La question migratoire est vraisemblablement pour partie sans solution. Tout d’abord, les frontières ne peuvent pas être totalement contrôlées. Le Royaume-Uni, malgré des moyens conséquents en lien avec la France, s’y essaie, mais ne peut empêcher les traversées de la Manche. La géographie insulaire ne la protège pas des flux. Le passage par les Balkans met lui en évidence que toutes les voies sont sollicitées, même celles éloignées des routes. L’installation de clôture ne rend pas davantage hermétique les frontières. Ensuite, la possibilité d’un retour vers l’État d’origine se heurte à deux principaux écueils, l’acceptation du retour de la personne par l’État d’origine et surtout l’identification de l’État d’origine. Enfin, le continent européen demeure attractif au regard de la situation économique, politique ou climatique de nombreux États.
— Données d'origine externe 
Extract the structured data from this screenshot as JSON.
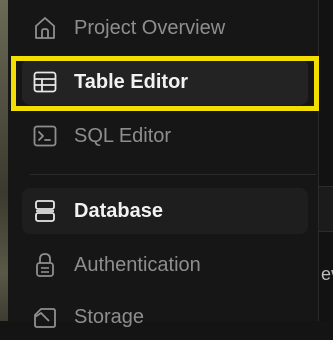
{
  "sidebar": {
    "items": [
      {
        "label": "Project Overview",
        "icon": "home-icon"
      },
      {
        "label": "Table Editor",
        "icon": "table-icon"
      },
      {
        "label": "SQL Editor",
        "icon": "terminal-icon"
      },
      {
        "label": "Database",
        "icon": "database-icon"
      },
      {
        "label": "Authentication",
        "icon": "lock-icon"
      },
      {
        "label": "Storage",
        "icon": "storage-icon"
      }
    ]
  },
  "right_panel": {
    "partial_text": "ev"
  },
  "colors": {
    "highlight": "#f2de00",
    "sidebar_bg": "#161616",
    "active_text": "#f2f2f2",
    "muted_text": "#8e8e8e"
  }
}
Cette situation crée des crispations et surtout cette question reste très passionnelle. Il n’est pas aisé de l’aborder sous d’autres angles, dont celle de l’évolution démographique du continent européen, qui devrait pourtant être pleinement intégrée au débat public et qui est connue des autorités. De nombreux États de l’Union font face à une population vieillissante avec des taux de natalité en recul. Celui de l’Union européenne s’établissait à 1.5 en 2020 (source INSEE), taux qui ne cesse de baisser depuis de nombreuses années, quand le renouvellement des populations est fixé à 2.1 enfants par femme. Cette situation a déjà dans certains États des conséquences, comme le manque de main-d’œuvre et de personnes qualifiées. Les conséquences sont aussi à plus long terme quant à la capacité à générer des richesses et à innover. Or ce débat semble impossible, car non souhaité dans une Union européenne qui ne sait pas toujours comment diffuser ses valeurs et qui est fortement marquée par les questions d’identité. Angela Merkel, chancelière allemande avait tenté de provoquer ce débat, elle en est sortie fragilisée. Cette situation mène à des impasses. A titre d’exemple peut être pris celui des universités. L’État encourage les universités à l’internationalisation, notamment en accueillant des étudiants étrangers prometteurs. Des étudiants sont alors identifiés par les équipes pédagogiques aux termes de processus de sélection exigeant. Pour autant, une fois sélectionnée, il est difficile pour ces étudiants d’obtenir les visas pour venir étudier en France au moment de la rentrée universitaire. Sans doute cette difficulté n’est pas sans lien avec la controverse nationale sur le nombre de titre de séjour accordé à des étudiants.
Les injonctions apparaissent contradictoires à ce niveau plus local des universités et rendent finalement difficilement compréhensibles les politiques. Ces mêmes contradictions existent au niveau européen avec une ampleur plus forte liée à la médiatisation, mais qui ne disent rien des solutions qui devront être choisies au regard de cette courbe démographique. Et pourtant gouverner, c’est prévoir.